Children need to be taught that things don’t come easy and we don’t win every time. What will happen when these kids go out into the real world? Are they ready to face rejection or loss?

A child needs to feel the thrill of winning but he also need to be okay with losing. It is alright to let your child win occasionally as it encourages them, the goal shouldn’t be to make them happy but to give them enough push that they don’t give up playing. This shouldn’t be the case every time though.

My kid tries his best every time to beat us in games, sometimes he wins and sometimes he loses. He is happy in our win and wants to share the joy of the winner by cheering them. He also understands that the next time it could be him who wins and others will cheer for him. Winning and losing is an integral part of life and so is dealing with loss.

Gifts are not necessarily bought from a shop, sometimes it’s a love wrapped in a handwritten letter

The 90’s kids would all agree that we got gifts and toys from our parents just a couple of times in a year especially on birthdays and occasions. However the kids nowadays have cabinets full of toys, in fact there are so many toys that there is a crunch of space sometimes.

I personally invest in a lot of educational puzzles for my kid as he quite enjoys them and we have endless number of die cast cars as he loves them. I honestly have no regrets but I make sure that I don’t overload him with everything he asks so he doesn’t stop valuing what he has.

I also occasionally gift him handmade cards and gifts made by me, he understands that these are also made out of love and are equally important as his cars.

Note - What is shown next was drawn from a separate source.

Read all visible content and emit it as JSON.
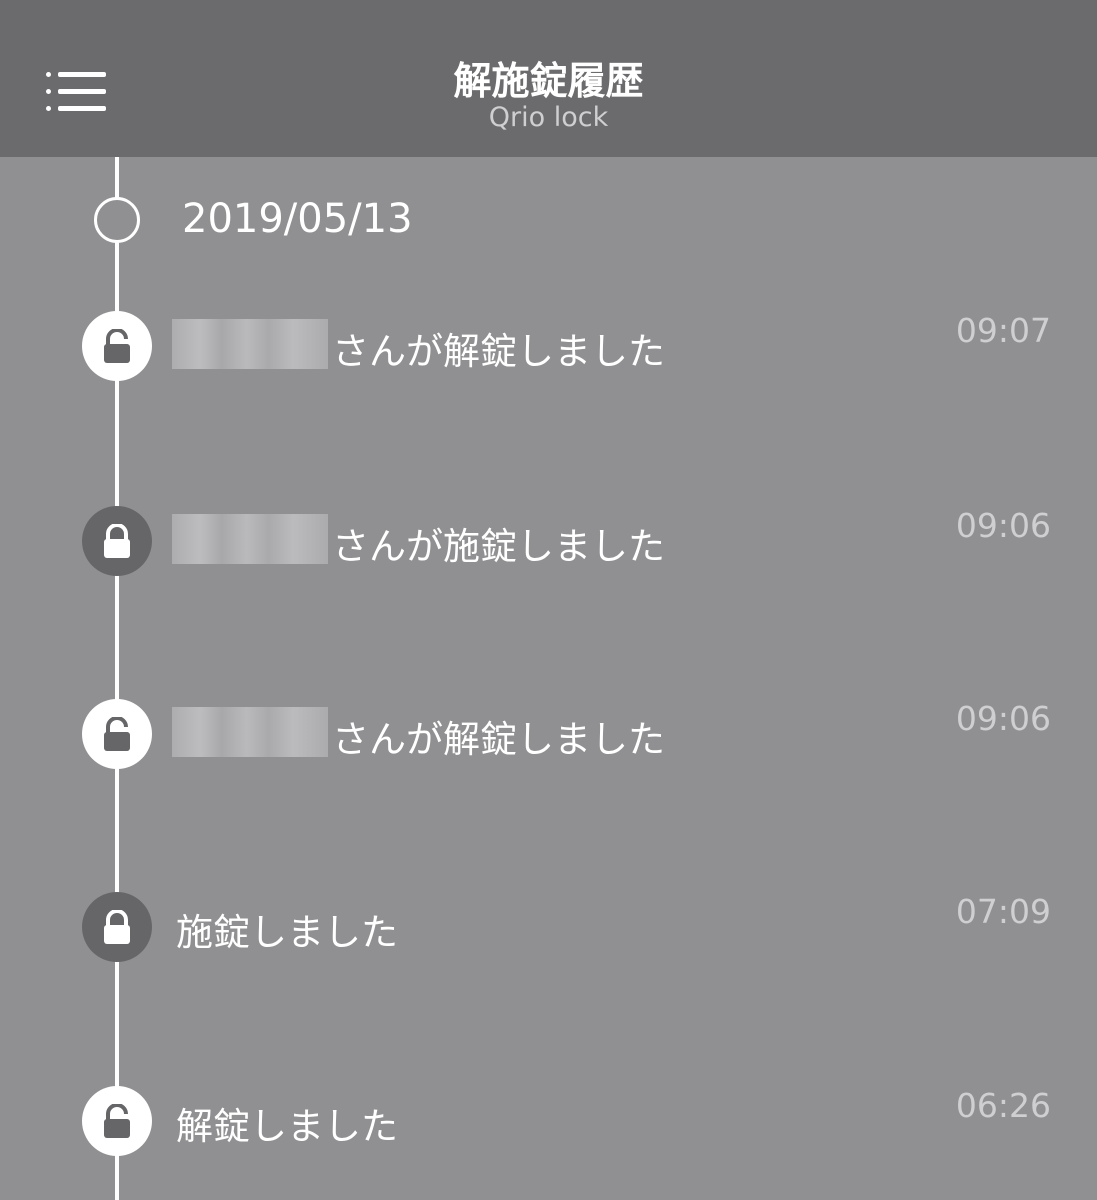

Gifts and surprises don’t always have to be toys and expensive items; sometimes it’s a handwritten letter or a piece of rock that is decorated. Not everyone has money to afford expensive gifts, children nowadays get upset when someone gifts them a colour pencil box or a dairy milk chocolate on their birthday.

They need to understand that although it costs twenty rupees, it is still a gift and a damn good one. Well who doesn’t like eating chocolates and can’t you make the most beautiful drawings with the colour pencils?

Teach your children  to not place value in money but in feelings

When you look back at your childhood what do you remember the most? We do remember all the lovely songs of the 90’s, the tv cartoons, the wonderful jingles, the yummy food or your school life? What we remember most are the moments spent with family and friends.

I remember my dad teaching me poetries in the balcony, I remember my mom oiling my hair and I remember all the love I received. A love that is always there for me and is always within my reach, my home, my family and my parents.

I want to make memories with my child so that he knows he is always loved. I want him to look back and remember that his parents were never too busy, his mother read him books on her lap, his dad tickled him till he couldn’t stop laughing, we went for treks and to the beaches, we made handmade cards for each other’s birthday and started our own family traditions like making the Ganpati idol every year and making cartoon rangoli’s on Diwali.

I want to be his safe haven where he can return every time he feels anxious or scared in life and I want him to know that the door of his parent’s house will always be open no matter what but most of all I want him to remember that he is loved.

These are the things that make me the person I am today and I hope my child grows up to be a kind, emphatic and loving human being. I aspire to make memories with him that bring a warm fuzzy feeling in his heart when he looks back and makes him remember how loved he is and that he always has us to lean on to.